Finding the main characters

For this plot, we used NLTK to tag the POS to which the token belong. One can see three main areas where green points cluster.

Let’s inspect that one on the bottom center-right.

df = pd.DataFrame(X_embedded, columns=["x", "y"])
df["word"] = vocab
dic = {
    "CC": "CC",
    "CD": "else",
    "DT": "determinants",
    "EX": "else",
    "FW": "proper nouns",
    "TO": "prepositions",
    "IN": "prepositions",
    "JJ": "adjectives",
    "JJR": "adjectives",
    "JJS": "adjectives",
    "MD": "else",
    "NN": "nouns",
    "NNPS": "nouns",
    "NNS": "nouns",
    "NNP": "proper nouns",
    "PDT": "pronouns",
    "PRP": "pronouns",
    "PRP$": "pronouns",
    "RB": "adverbs",
    "RBS": "adverbs",
    "RBR": "adverbs",
    "RP": "else",
    "VB": "verbs",
    "VBD": "verbs",
    "VBG": "verbs",
    "VBN": "verbs",
    "VBP": "verbs",
    "VBZ": "verbs",
    "WDT": "determinants",
    "WP": "else",
    "WRB": "else",
    "WP$": "else",
    "UH": "else",
}

df["POS"] = [dic[pos] for word, pos in nltk.pos_tag(vocab)]

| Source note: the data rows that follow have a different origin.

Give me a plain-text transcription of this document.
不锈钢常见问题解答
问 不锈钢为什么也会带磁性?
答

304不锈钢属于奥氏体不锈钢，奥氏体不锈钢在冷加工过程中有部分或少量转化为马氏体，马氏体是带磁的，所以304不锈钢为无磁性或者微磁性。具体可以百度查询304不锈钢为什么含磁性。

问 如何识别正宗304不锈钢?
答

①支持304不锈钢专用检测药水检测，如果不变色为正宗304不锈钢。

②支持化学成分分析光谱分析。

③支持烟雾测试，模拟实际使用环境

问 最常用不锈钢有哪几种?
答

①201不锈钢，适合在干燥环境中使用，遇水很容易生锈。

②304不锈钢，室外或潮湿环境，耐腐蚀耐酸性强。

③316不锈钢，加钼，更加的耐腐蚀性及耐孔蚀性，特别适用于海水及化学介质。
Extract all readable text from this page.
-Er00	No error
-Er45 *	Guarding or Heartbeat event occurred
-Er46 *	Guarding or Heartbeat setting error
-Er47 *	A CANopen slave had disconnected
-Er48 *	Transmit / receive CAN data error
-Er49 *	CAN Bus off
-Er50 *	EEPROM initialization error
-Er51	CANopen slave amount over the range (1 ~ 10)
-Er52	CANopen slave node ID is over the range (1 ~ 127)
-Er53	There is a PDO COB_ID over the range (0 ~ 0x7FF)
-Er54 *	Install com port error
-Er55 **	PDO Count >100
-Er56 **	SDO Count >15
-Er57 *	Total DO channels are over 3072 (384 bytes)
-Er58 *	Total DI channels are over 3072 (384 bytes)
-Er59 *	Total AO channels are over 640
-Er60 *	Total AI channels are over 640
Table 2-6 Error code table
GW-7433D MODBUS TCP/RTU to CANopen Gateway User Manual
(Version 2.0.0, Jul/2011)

sns.scatterplot(x="x", y="y", data=df, hue="POS")
plt.show()

plt.figure(figsize=(8, 10))
sns.scatterplot(x="x", y="y", data=df, hue="POS")
plt.xlim(10, 20)
plt.ylim(-30, -19)
for i in range(2400):
    if df["POS"][i] == "proper nouns":
        plt.annotate(df["word"][i], (df["x"][i], df["y"][i]))
plt.show()

Can you spot Fanny’s dot? She’s got so far from the rest of the Price family, exept for her brother William who would still come and see her from time to time!